北陸地域における公共交通の課題と展望

公共交通が北陸の地域づくりを先導する。将来像や課題をしっかり見すえた、戦略的な交通ネットワークの形成が欠かせない。

川上 洋司(福井大学大学院工学研究科教授)

交通ではなくまちづくりプロジェクト
LRTを軸にスタートした富山の挑戦

全国から注目を集めている富山市のLRT(ライト・レール・トランジット)は、JR西日本が運営していた鉄道路線を第3セクターである富山ライトレール株式会社に移管して、LRTとして再生を図ったプロジェクトである。富山駅北口から市内北部に向けての生活交通のサービス水準を高めることが第一義的なねらいだ。

「ポートラム」と名付けられた洗練されたデザインの超低床・2車両連結の車両、JR時代に比べて3倍近くに増えた運行本数、早朝・深夜便の設定など、移管前よりも確実に向上した利便性、サービス水準によって、開業195日で乗車人員が100万人を突破。開業初年度は(2006年度)は1日当たり4,901人、2007年度は4,480人の利用者を確保と、JR時代の1日当たり3,400人や目標とした4,000人を大きく上回る実績となっている。

事後評価では高齢者の利用が増加しており、LRTが高齢者の外出機会を増やし、生活行動を活発化しているという成果が報告されている。また、これまで通勤に自動車を利用していた人たちがLRTに乗り替えているというデータもあるようだ。

このように富山のLRTは市内の生活交通という点で大きな成果を生む成功プロジェクトだが、まちづくりという観点からも注目すべきプロジェクトといえる。

1点めはLRTに合わせて、岩瀬地区(終点地域)の観光地整備を進めていることがあげられる。岩瀬地区はかつては北前船によって賑わった港町で、廻船問屋のまちなみが残っている地域であり、LRTの開通に合わせて環境整備を進め観光地としての再生を図っている。

2点めとして「フィーダーバス(支線バス)」の試みがあげられる。LRTの駅を基点に機動性のあるバスを運行することで、交通空白地区を解消するとともに、中心市街地の渋滞緩和をも実現している。またフィーダーバスの発着駅周辺の生活拠点化という効果もある。

3点めはLRTを起点として、公共交通を整備しつつコンパクトなまちづくりを進めるためのロードマップ、連鎖するプロジェクトをきちんと持っていることだ。

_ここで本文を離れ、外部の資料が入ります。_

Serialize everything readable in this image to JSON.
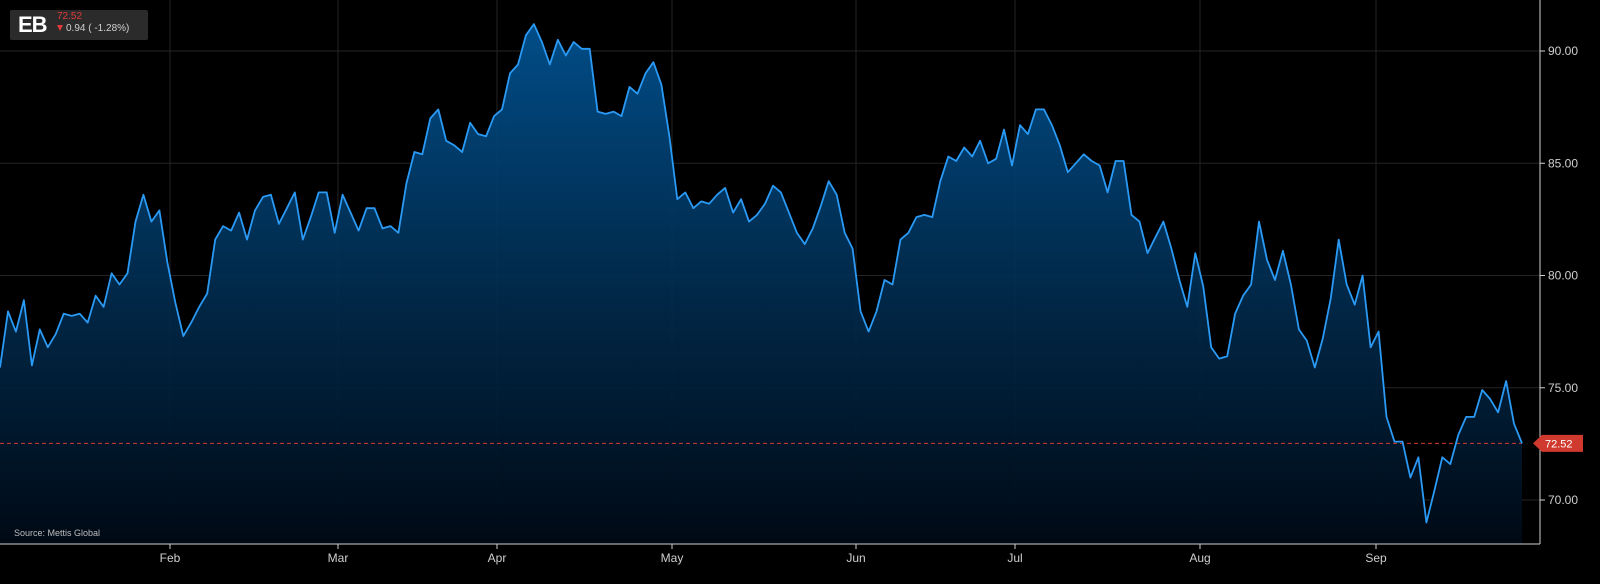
{
  "ticker": {
    "symbol": "EB",
    "price": "72.52",
    "change": "0.94 ( -1.28%)",
    "direction": "down",
    "colors": {
      "down": "#e03a3a",
      "panel": "#2b2b2b"
    }
  },
  "source": "Source: Mettis Global",
  "chart_data": {
    "type": "area",
    "title": "",
    "xlabel": "",
    "ylabel": "",
    "ylim": [
      68.0,
      92.3
    ],
    "yticks": [
      "70.00",
      "75.00",
      "80.00",
      "85.00",
      "90.00"
    ],
    "xticks": [
      "Feb",
      "Mar",
      "Apr",
      "May",
      "Jun",
      "Jul",
      "Aug",
      "Sep"
    ],
    "grid": true,
    "last_value": 72.52,
    "last_value_label": "72.52",
    "colors": {
      "line": "#2a9af5",
      "area_top": "#014f8c",
      "reference": "#d03a2e",
      "grid": "#242424",
      "axis_text": "#cfcfcf"
    },
    "series": [
      {
        "values": [
          75.9,
          78.4,
          77.5,
          78.9,
          76.0,
          77.6,
          76.8,
          77.4,
          78.3,
          78.2,
          78.3,
          77.9,
          79.1,
          78.6,
          80.1,
          79.6,
          80.1,
          82.4,
          83.6,
          82.4,
          82.9,
          80.6,
          78.8,
          77.3,
          77.9,
          78.6,
          79.2,
          81.6,
          82.2,
          82.0,
          82.8,
          81.6,
          82.9,
          83.5,
          83.6,
          82.3,
          83.0,
          83.7,
          81.6,
          82.6,
          83.7,
          83.7,
          81.9,
          83.6,
          82.8,
          82.0,
          83.0,
          83.0,
          82.1,
          82.2,
          81.9,
          84.1,
          85.5,
          85.4,
          87.0,
          87.4,
          86.0,
          85.8,
          85.5,
          86.8,
          86.3,
          86.2,
          87.1,
          87.4,
          89.0,
          89.4,
          90.7,
          91.2,
          90.4,
          89.4,
          90.5,
          89.8,
          90.4,
          90.1,
          90.1,
          87.3,
          87.2,
          87.3,
          87.1,
          88.4,
          88.1,
          89.0,
          89.5,
          88.5,
          86.2,
          83.4,
          83.7,
          83.0,
          83.3,
          83.2,
          83.6,
          83.9,
          82.8,
          83.4,
          82.4,
          82.7,
          83.2,
          84.0,
          83.7,
          82.8,
          81.9,
          81.4,
          82.1,
          83.1,
          84.2,
          83.6,
          81.9,
          81.2,
          78.4,
          77.5,
          78.4,
          79.8,
          79.6,
          81.6,
          81.9,
          82.6,
          82.7,
          82.6,
          84.2,
          85.3,
          85.1,
          85.7,
          85.3,
          86.0,
          85.0,
          85.2,
          86.5,
          84.9,
          86.7,
          86.3,
          87.4,
          87.4,
          86.7,
          85.8,
          84.6,
          85.0,
          85.4,
          85.1,
          84.9,
          83.7,
          85.1,
          85.1,
          82.7,
          82.4,
          81.0,
          81.7,
          82.4,
          81.2,
          79.8,
          78.6,
          81.0,
          79.5,
          76.8,
          76.3,
          76.4,
          78.3,
          79.1,
          79.6,
          82.4,
          80.7,
          79.8,
          81.1,
          79.6,
          77.6,
          77.1,
          75.9,
          77.2,
          79.0,
          81.6,
          79.6,
          78.7,
          80.0,
          76.8,
          77.5,
          73.7,
          72.6,
          72.6,
          71.0,
          71.9,
          69.0,
          70.4,
          71.9,
          71.6,
          72.9,
          73.7,
          73.7,
          74.9,
          74.5,
          73.9,
          75.3,
          73.4,
          72.52
        ]
      }
    ]
  }
}
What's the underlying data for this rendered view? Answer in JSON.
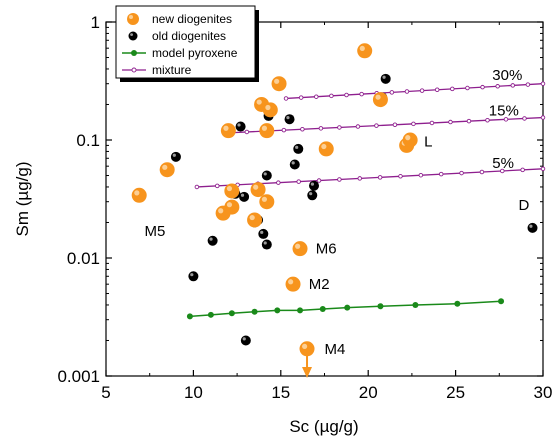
{
  "chart_data": {
    "type": "scatter",
    "title": "",
    "xlabel": "Sc (µg/g)",
    "ylabel": "Sm (µg/g)",
    "xlim": [
      5,
      30
    ],
    "ylim": [
      0.001,
      1
    ],
    "yscale": "log",
    "grid": false,
    "legend_position": "top-left",
    "x_ticks": [
      5,
      10,
      15,
      20,
      25,
      30
    ],
    "x_tick_labels": [
      "5",
      "10",
      "15",
      "20",
      "25",
      "30"
    ],
    "y_ticks": [
      0.001,
      0.01,
      0.1,
      1
    ],
    "y_tick_labels": [
      "0.001",
      "0.01",
      "0.1",
      "1"
    ],
    "colors": {
      "new": "#f7941d",
      "old": "#000000",
      "model": "#1a8a1a",
      "mixture": "#8e1f8e"
    },
    "series": [
      {
        "name": "new diogenites",
        "marker": "circle-orange",
        "points": [
          [
            6.9,
            0.034
          ],
          [
            8.5,
            0.056
          ],
          [
            11.7,
            0.024
          ],
          [
            12.0,
            0.12
          ],
          [
            12.2,
            0.027
          ],
          [
            12.2,
            0.037
          ],
          [
            13.5,
            0.021
          ],
          [
            13.7,
            0.038
          ],
          [
            13.9,
            0.2
          ],
          [
            14.2,
            0.03
          ],
          [
            14.2,
            0.12
          ],
          [
            14.4,
            0.18
          ],
          [
            14.9,
            0.3
          ],
          [
            16.1,
            0.012
          ],
          [
            17.6,
            0.084
          ],
          [
            19.8,
            0.57
          ],
          [
            20.7,
            0.22
          ],
          [
            22.2,
            0.09
          ],
          [
            22.4,
            0.1
          ],
          [
            15.7,
            0.006
          ],
          [
            16.5,
            0.0017
          ]
        ]
      },
      {
        "name": "old diogenites",
        "marker": "circle-black",
        "points": [
          [
            9.0,
            0.072
          ],
          [
            10.0,
            0.007
          ],
          [
            11.1,
            0.014
          ],
          [
            12.4,
            0.035
          ],
          [
            12.7,
            0.13
          ],
          [
            12.9,
            0.033
          ],
          [
            13.0,
            0.002
          ],
          [
            13.5,
            0.02
          ],
          [
            13.7,
            0.021
          ],
          [
            14.0,
            0.016
          ],
          [
            14.2,
            0.013
          ],
          [
            14.2,
            0.05
          ],
          [
            14.3,
            0.16
          ],
          [
            15.5,
            0.15
          ],
          [
            15.8,
            0.062
          ],
          [
            16.0,
            0.084
          ],
          [
            16.8,
            0.034
          ],
          [
            16.9,
            0.041
          ],
          [
            20.8,
            0.23
          ],
          [
            21.0,
            0.33
          ],
          [
            29.4,
            0.018
          ]
        ]
      },
      {
        "name": "model pyroxene",
        "marker": "line-green-dots",
        "points": [
          [
            9.8,
            0.0032
          ],
          [
            11.0,
            0.0033
          ],
          [
            12.2,
            0.0034
          ],
          [
            13.5,
            0.0035
          ],
          [
            14.8,
            0.0036
          ],
          [
            16.1,
            0.0036
          ],
          [
            17.4,
            0.0037
          ],
          [
            18.8,
            0.0038
          ],
          [
            20.7,
            0.0039
          ],
          [
            22.7,
            0.004
          ],
          [
            25.1,
            0.0041
          ],
          [
            27.6,
            0.0043
          ]
        ]
      },
      {
        "name": "mixture",
        "marker": "line-purple-open",
        "lines": [
          {
            "label": "5%",
            "points": [
              [
                10.2,
                0.04
              ],
              [
                30.0,
                0.057
              ]
            ]
          },
          {
            "label": "15%",
            "points": [
              [
                12.0,
                0.115
              ],
              [
                30.0,
                0.155
              ]
            ]
          },
          {
            "label": "30%",
            "points": [
              [
                15.3,
                0.225
              ],
              [
                30.0,
                0.3
              ]
            ]
          }
        ]
      }
    ],
    "annotations": [
      {
        "text": "M5",
        "x": 7.2,
        "y": 0.017
      },
      {
        "text": "M6",
        "x": 17.0,
        "y": 0.012
      },
      {
        "text": "M2",
        "x": 16.6,
        "y": 0.006
      },
      {
        "text": "M4",
        "x": 17.5,
        "y": 0.0017
      },
      {
        "text": "L",
        "x": 23.2,
        "y": 0.097
      },
      {
        "text": "D",
        "x": 28.6,
        "y": 0.028
      },
      {
        "text": "30%",
        "x": 27.1,
        "y": 0.355
      },
      {
        "text": "15%",
        "x": 26.9,
        "y": 0.178
      },
      {
        "text": "5%",
        "x": 27.1,
        "y": 0.064
      }
    ],
    "arrow": {
      "x": 16.5,
      "from": 0.0017,
      "to": 0.001,
      "color": "#f7941d"
    }
  }
}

富山市では今、以前に廃止された路線を復活させ、路面電車の環状化計画に取り組んでいる。路面電車を運行しているのは民間企業(富山地方鉄道)だが、復活する路線整備は富山市が行い運行は民間にまかせるという「公設民営」方式で進めている。これが実現すると市街地の利便性はさらに高まるが、さらに2014年に新幹線が開業し、富山駅が高架化した際には、北口のLRTと南口の路面電車のネットワークを結びつけようと考えている。さらに路面電車の延伸などを進めることで、LRTと路面電車による富山都市圏の骨格をなす交通システムを形成しようとしている。

この路線沿いに拠点を設けて、フィーダーバスのシステムを持ち込むことで富山都市圏の交通状況や生活行動は大きく変わる。それだけでなく、沿線の土地利用や種々の生活活動にも影響を及ぼすことは間違いのないところだ。LRTと路面電車という公共交通ネットワークを軸に、いわば富山市のまちを再編すること。LRTからスタートした富山市の地域づくりの試みは、全国の都市が注目すべきものといえる。